To improve how neural networks function it is crucial to understand their learning process. The information bottleneck theory of deep learning proposes that neural networks achieve good generalization by compressing their representations to disregard information that is not relevant to the task. However, empirical evidence for this theory is conflicting, as compression was only observed when networks used saturating activation functions. In contrast, networks with non-saturating activation functions achieved comparable levels of task performance but did not show compression. In this paper we developed more robust mutual information estimation techniques, that adapt to hidden activity of neural networks and produce more sensitive measurements of activations from all functions, especially unbounded functions. Using these adaptive estimation techniques, we explored compression in networks with a range of different activation functions. With two improved methods of estimation, firstly, we show that saturation of the activation function is not required for compression, and the amount of compression varies between different activation functions. We also find that there is a large amount of variation in compression between different network initializations. Secondary, we see that L2 regularization leads to significantly increased compression, while preventing overfitting. Finally, we show that only compression of the last layer is positively correlated with generalization.
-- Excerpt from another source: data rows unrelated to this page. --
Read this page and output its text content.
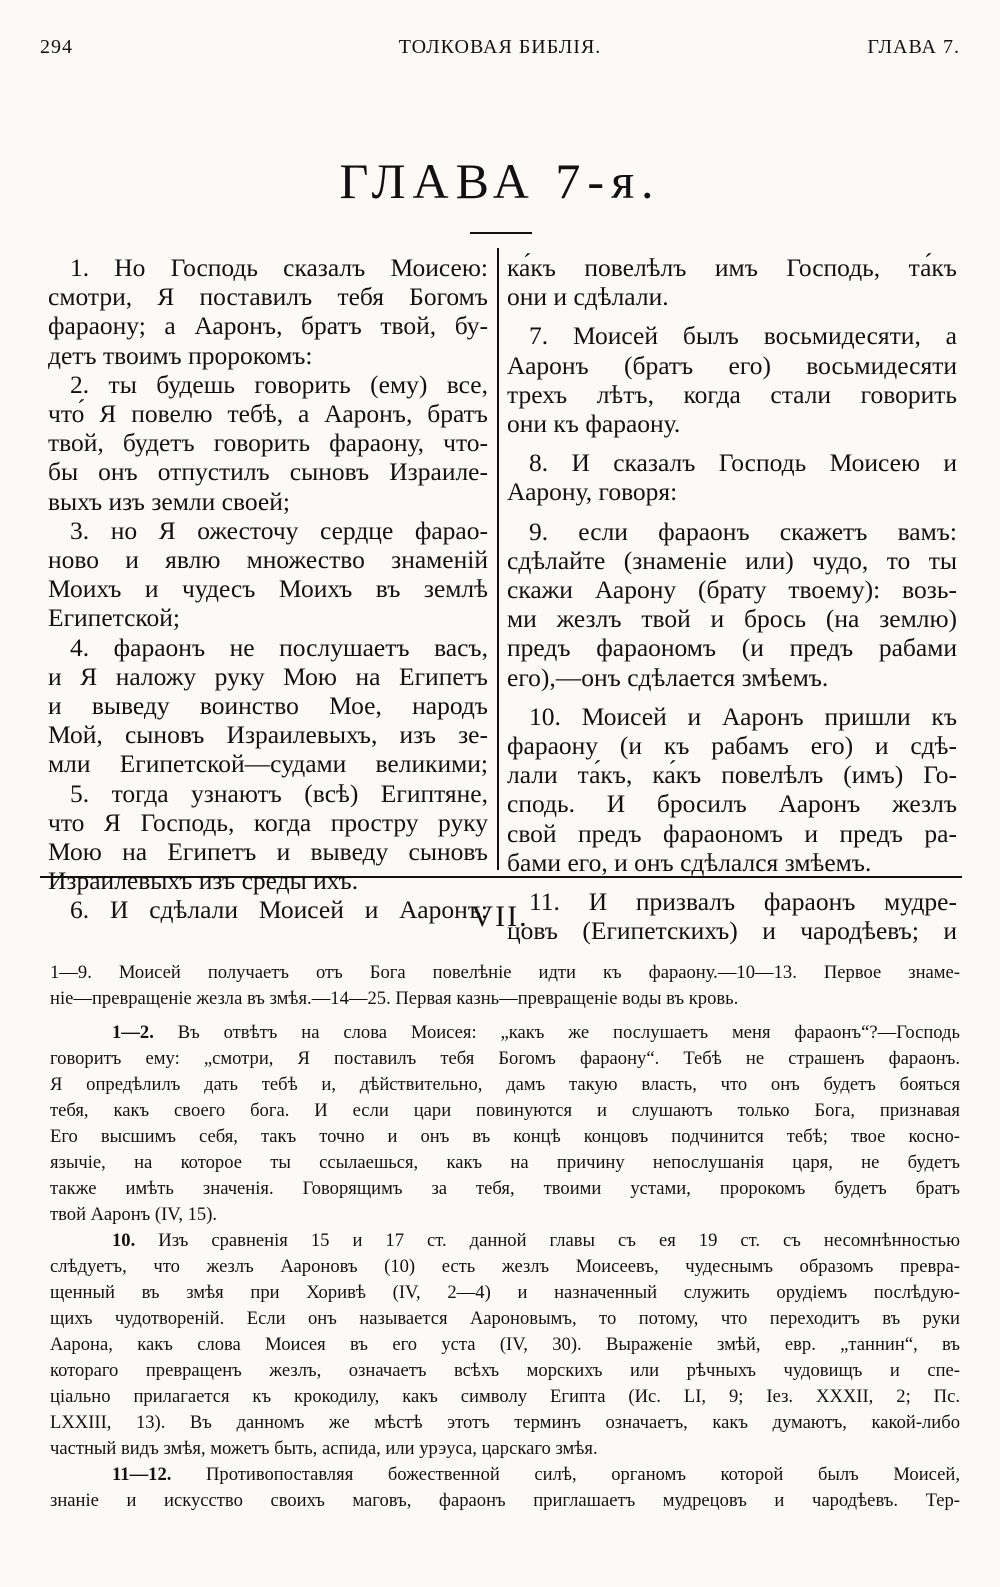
294	ТОЛКОВАЯ БИБЛІЯ.	ГЛАВА 7.
ГЛАВА 7-я.
1. Но Господь сказалъ Моисею:
смотри, Я поставилъ тебя Богомъ
фараону; а Ааронъ, братъ твой, бу-
детъ твоимъ пророкомъ:
2. ты будешь говорить (ему) все,
что́ Я повелю тебѣ, а Ааронъ, братъ
твой, будетъ говорить фараону, что-
бы онъ отпустилъ сыновъ Израиле-
выхъ изъ земли своей;
3. но Я ожесточу сердце фарао-
ново и явлю множество знаменій
Моихъ и чудесъ Моихъ въ землѣ
Египетской;
4. фараонъ не послушаетъ васъ,
и Я наложу руку Мою на Египетъ
и выведу воинство Мое, народъ
Мой, сыновъ Израилевыхъ, изъ зе-
мли Египетской—судами великими;
5. тогда узнаютъ (всѣ) Египтяне,
что Я Господь, когда простру руку
Мою на Египетъ и выведу сыновъ
Израилевыхъ изъ среды ихъ.
6. И сдѣлали Моисей и Ааронъ:
ка́къ повелѣлъ имъ Господь, та́къ
они и сдѣлали.
7. Моисей былъ восьмидесяти, а
Ааронъ (братъ его) восьмидесяти
трехъ лѣтъ, когда стали говорить
они къ фараону.
8. И сказалъ Господь Моисею и
Аарону, говоря:
9. если фараонъ скажетъ вамъ:
сдѣлайте (знаменіе или) чудо, то ты
скажи Аарону (брату твоему): возь-
ми жезлъ твой и брось (на землю)
предъ фараономъ (и предъ рабами
его),—онъ сдѣлается змѣемъ.
10. Моисей и Ааронъ пришли къ
фараону (и къ рабамъ его) и сдѣ-
лали та́къ, ка́къ повелѣлъ (имъ) Го-
сподь. И бросилъ Ааронъ жезлъ
свой предъ фараономъ и предъ ра-
бами его, и онъ сдѣлался змѣемъ.
11. И призвалъ фараонъ мудре-
цовъ (Египетскихъ) и чародѣевъ; и
VII.
1—9. Моисей получаетъ отъ Бога повелѣніе идти къ фараону.—10—13. Первое знаме-
ніе—превращеніе жезла въ змѣя.—14—25. Первая казнь—превращеніе воды въ кровь.
1—2. Въ отвѣтъ на слова Моисея: „какъ же послушаетъ меня фараонъ“?—Господь
говоритъ ему: „смотри, Я поставилъ тебя Богомъ фараону“. Тебѣ не страшенъ фараонъ.
Я опредѣлилъ дать тебѣ и, дѣйствительно, дамъ такую власть, что онъ будетъ бояться
тебя, какъ своего бога. И если цари повинуются и слушаютъ только Бога, признавая
Его высшимъ себя, такъ точно и онъ въ концѣ концовъ подчинится тебѣ; твое косно-
язычіе, на которое ты ссылаешься, какъ на причину непослушанія царя, не будетъ
также имѣть значенія. Говорящимъ за тебя, твоими устами, пророкомъ будетъ братъ
твой Ааронъ (IV, 15).
10. Изъ сравненія 15 и 17 ст. данной главы съ ея 19 ст. съ несомнѣнностью
слѣдуетъ, что жезлъ Аароновъ (10) есть жезлъ Моисеевъ, чудеснымъ образомъ превра-
щенный въ змѣя при Хоривѣ (IV, 2—4) и назначенный служить орудіемъ послѣдую-
щихъ чудотвореній. Если онъ называется Аароновымъ, то потому, что переходитъ въ руки
Аарона, какъ слова Моисея въ его уста (IV, 30). Выраженіе змѣй, евр. „таннин“, въ
котораго превращенъ жезлъ, означаетъ всѣхъ морскихъ или рѣчныхъ чудовищъ и спе-
ціально прилагается къ крокодилу, какъ символу Египта (Ис. LI, 9; Іез. XXXII, 2; Пс.
LXXIII, 13). Въ данномъ же мѣстѣ этотъ терминъ означаетъ, какъ думаютъ, какой-либо
частный видъ змѣя, можетъ быть, аспида, или урэуса, царскаго змѣя.
11—12. Противопоставляя божественной силѣ, органомъ которой былъ Моисей,
знаніе и искусство своихъ маговъ, фараонъ приглашаетъ мудрецовъ и чародѣевъ. Тер-
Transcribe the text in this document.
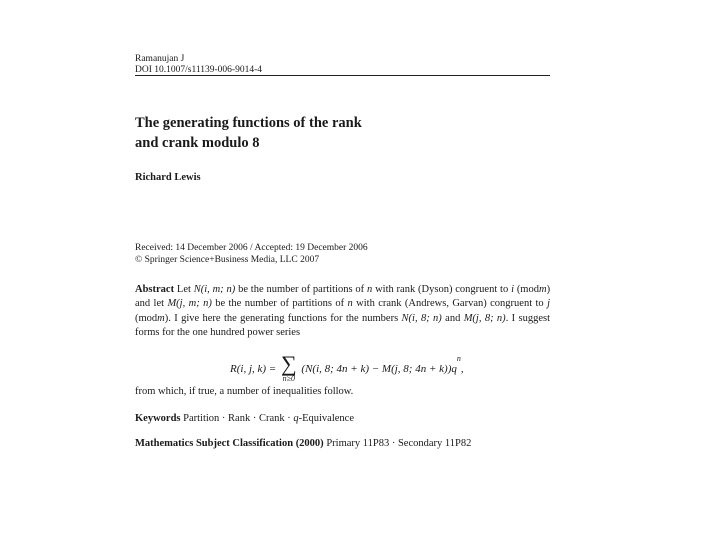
Ramanujan J
DOI 10.1007/s11139-006-9014-4
The generating functions of the rank
and crank modulo 8
Richard Lewis
Received: 14 December 2006 / Accepted: 19 December 2006
© Springer Science+Business Media, LLC 2007
Abstract Let N(i, m; n) be the number of partitions of n with rank (Dyson) congruent to i (modm) and let M(j, m; n) be the number of partitions of n with crank (Andrews, Garvan) congruent to j (modm). I give here the generating functions for the numbers N(i, 8; n) and M(j, 8; n). I suggest forms for the one hundred power series
R(i, j, k) = ∑
n≥0
(N(i, 8; 4n + k) − M(j, 8; $4n + k))q^n$,
from which, if true, a number of inequalities follow.
Keywords Partition · Rank · Crank · q-Equivalence
Mathematics Subject Classification (2000) Primary 11P83 · Secondary 11P82
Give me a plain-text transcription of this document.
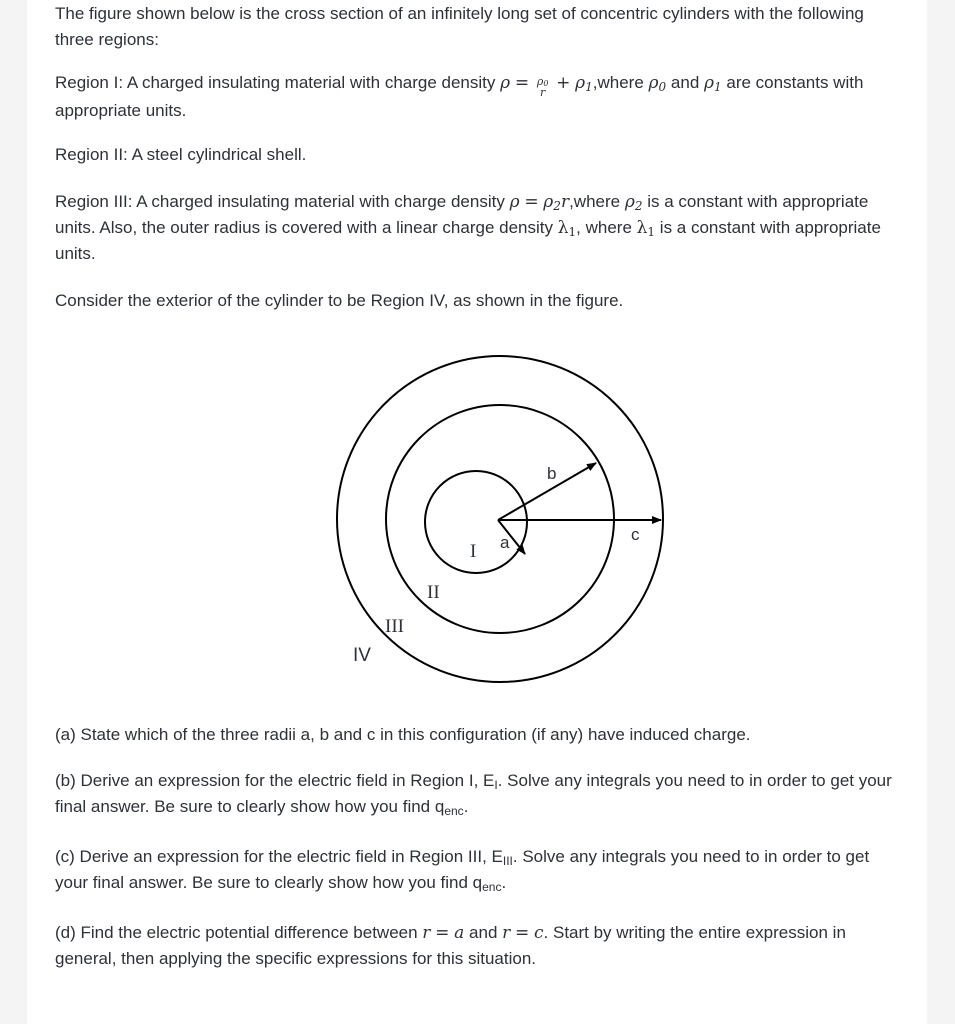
The figure shown below is the cross section of an infinitely long set of concentric cylinders with the following three regions:

Region I: A charged insulating material with charge density $\rho = \rho_0$
$r + \rho_1,where$ $\rho_0$ and $\rho_1$ are constants with appropriate units.

Region II: A steel cylindrical shell.

Region III: A charged insulating material with charge density $\rho = \rho_2r,where$ $\rho_2$ is a constant with appropriate units. Also, the outer radius is covered with a linear charge density $\lambda_1$, where $\lambda_1$ is a constant with appropriate units.

Consider the exterior of the cylinder to be Region IV, as shown in the figure.

a
b
c
I
II
III
IV

(a) State which of the three radii a, b and c in this configuration (if any) have induced charge.

(b) Derive an expression for the electric field in Region I, $E_I$. Solve any integrals you need to in order to get your final answer. Be sure to clearly show how you find $q_{enc}$.

(c) Derive an expression for the electric field in Region III, $E_{III}$. Solve any integrals you need to in order to get your final answer. Be sure to clearly show how you find $q_{enc}$.

(d) Find the electric potential difference between r = a and r = c. Start by writing the entire expression in general, then applying the specific expressions for this situation.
翻译：为了改善神经网络的功能，理解其学习过程至关重要。深度学习的瓶颈理论提出，神经网络通过压缩其表征来忽略与任务无关的信息，从而实现良好的泛化。然而，支持该理论的经验证据存在矛盾，因为压缩仅在使用饱和激活函数的网络中被观察到。相比之下，使用非饱和激活函数的网络能达到相当的任务性能水平，但未表现出压缩。本文开发了更稳健的互信息估计技术，这些技术能自适应神经网络的隐藏活动，并产生对所有函数（尤其是无界函数）激活的灵敏测量。利用这些自适应估计技术，我们探索了具有不同激活函数网络的压缩现象。通过两种改进的估计方法，我们首先证明激活函数的饱和并非压缩的必要条件，且不同激活函数对应的压缩程度存在差异。我们还发现不同网络初始化之间的压缩程度存在显著变异。其次，观察到L2正则化在防止过拟合的同时显著增强了压缩。最后，我们证明只有最后一层的压缩与泛化呈正相关。